As debates around women's rights to their own bodies continue here in the US, one horrific story out of El Salvador is giving us a glimpse at what total abortion bans look like.
According to a reproductive rights group, a 28-year-old has been sentenced 30 years in prison after suffering a medical emergency that caused her to lose her unborn baby.
A judge found the woman, who is being identified only as "Esme," guilty of homicide.
The sentence is shocking, no matter what country you live in. But El Salvador has some of the strictest anti-abortion laws in the world. President Nayib Bukele, the country's authoritarian president, has said that women should be forced to carry their pregnancies to term, even in the case of rape. He has called abortion "a great genocide."
While the length of the sentence is absolutely obscene, many Salvadoran women who found themselves in similar circumstances have been jailed. Women's rights groups in the country have been fighting back and, in some cases, have gotten women serving long sentences — sometimes for decades — released. Still, it seems that a stunning example was just made out of Esme, who is the first to woman to be sentenced for such a "crime" in seven years.

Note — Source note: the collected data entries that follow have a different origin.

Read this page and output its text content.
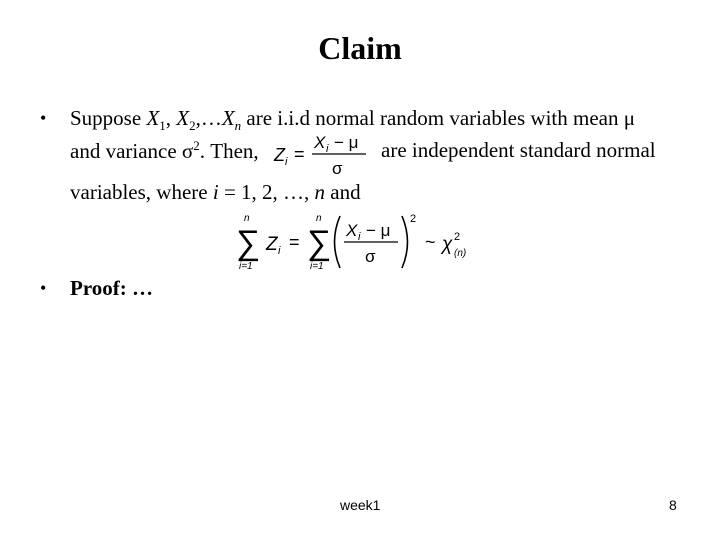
Claim
• Suppose $X_1$, $X_2,\dots X_n$ are i.i.d normal random variables with mean μ
and variance $\sigma^2$. Then,	are independent standard normal
Z i =
X i − μ
σ
variables, where i = 1, 2, …, n and
n
∑
i=1
Z i =
n
∑
i=1
X i − μ
σ
2
~ χ 2
(n)
• Proof: …
week1	8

Esme's life changed after she sought medical attention in October 2019 and was reported to the police by hospital employees. She would spend the next two years in pretrial detention before being released in October 2021. Just this week, she appeared in court, and a judge found her guilty of murder.
Morena Herrera, president of Inter-American Court of Human Rights, told Vice, “This sentence is a blow to our efforts to release women unjustly incarcerated and a violation of the Inter-American Court of Human Rights, which has said obstetric emergencies must be treated as a health problem."

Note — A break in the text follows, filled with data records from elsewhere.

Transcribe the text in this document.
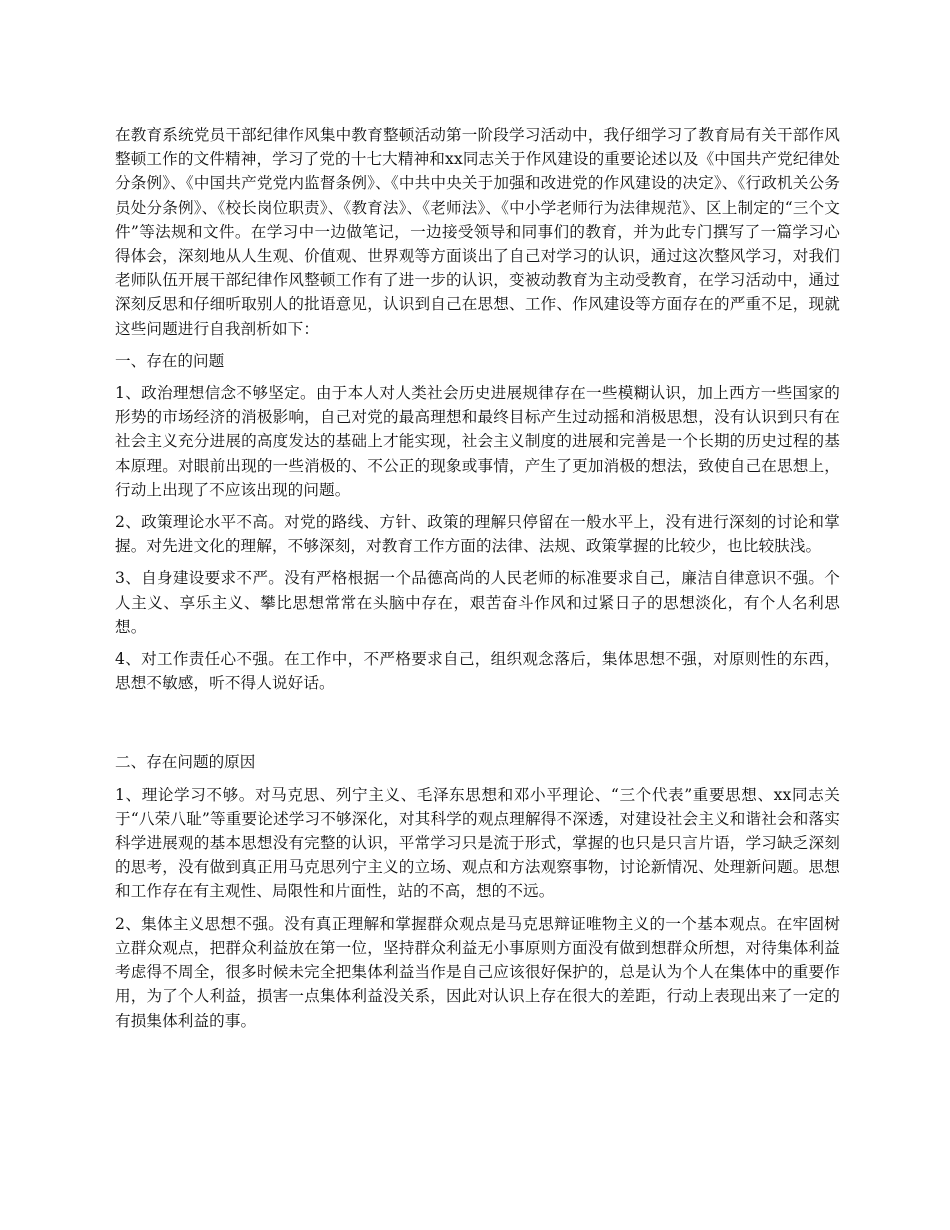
在教育系统党员干部纪律作风集中教育整顿活动第一阶段学习活动中，我仔细学习了教育局有关干部作风整顿工作的文件精神，学习了党的十七大精神和xx同志关于作风建设的重要论述以及《中国共产党纪律处分条例》、《中国共产党党内监督条例》、《中共中央关于加强和改进党的作风建设的决定》、《行政机关公务员处分条例》、《校长岗位职责》、《教育法》、《老师法》、《中小学老师行为法律规范》、区上制定的“三个文件”等法规和文件。在学习中一边做笔记，一边接受领导和同事们的教育，并为此专门撰写了一篇学习心得体会，深刻地从人生观、价值观、世界观等方面谈出了自己对学习的认识，通过这次整风学习，对我们老师队伍开展干部纪律作风整顿工作有了进一步的认识，变被动教育为主动受教育，在学习活动中，通过深刻反思和仔细听取别人的批语意见，认识到自己在思想、工作、作风建设等方面存在的严重不足，现就这些问题进行自我剖析如下：

一、存在的问题

1、政治理想信念不够坚定。由于本人对人类社会历史进展规律存在一些模糊认识，加上西方一些国家的形势的市场经济的消极影响，自己对党的最高理想和最终目标产生过动摇和消极思想，没有认识到只有在社会主义充分进展的高度发达的基础上才能实现，社会主义制度的进展和完善是一个长期的历史过程的基本原理。对眼前出现的一些消极的、不公正的现象或事情，产生了更加消极的想法，致使自己在思想上，行动上出现了不应该出现的问题。

2、政策理论水平不高。对党的路线、方针、政策的理解只停留在一般水平上，没有进行深刻的讨论和掌握。对先进文化的理解，不够深刻，对教育工作方面的法律、法规、政策掌握的比较少，也比较肤浅。

3、自身建设要求不严。没有严格根据一个品德高尚的人民老师的标准要求自己，廉洁自律意识不强。个人主义、享乐主义、攀比思想常常在头脑中存在，艰苦奋斗作风和过紧日子的思想淡化，有个人名利思想。

4、对工作责任心不强。在工作中，不严格要求自己，组织观念落后，集体思想不强，对原则性的东西，思想不敏感，听不得人说好话。

二、存在问题的原因

1、理论学习不够。对马克思、列宁主义、毛泽东思想和邓小平理论、“三个代表”重要思想、xx同志关于“八荣八耻”等重要论述学习不够深化，对其科学的观点理解得不深透，对建设社会主义和谐社会和落实科学进展观的基本思想没有完整的认识，平常学习只是流于形式，掌握的也只是只言片语，学习缺乏深刻的思考，没有做到真正用马克思列宁主义的立场、观点和方法观察事物，讨论新情况、处理新问题。思想和工作存在有主观性、局限性和片面性，站的不高，想的不远。

2、集体主义思想不强。没有真正理解和掌握群众观点是马克思辩证唯物主义的一个基本观点。在牢固树立群众观点，把群众利益放在第一位，坚持群众利益无小事原则方面没有做到想群众所想，对待集体利益考虑得不周全，很多时候未完全把集体利益当作是自己应该很好保护的，总是认为个人在集体中的重要作用，为了个人利益，损害一点集体利益没关系，因此对认识上存在很大的差距，行动上表现出来了一定的有损集体利益的事。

The organization has certainly been working hard to fight back against unjust sentences handed down to women in El Salvador. In November, they ruled that the country had violated the rights of a woman who died in prison in 2010. She, too, had received a 30-year sentence after a stillbirth. The court ruled that the government must pay reparations to that woman's family.
While it seems far-fetched to those living in the US, total abortion bans can often result in women being unjustly jailed after suffering a miscarriage or stillbirth. Dozens of women in the country have been imprisoned in the past 20 years, but activists have been working toward the release of those they believe were wrongly convicted. Since 2009, they've worked to free more than 60 women.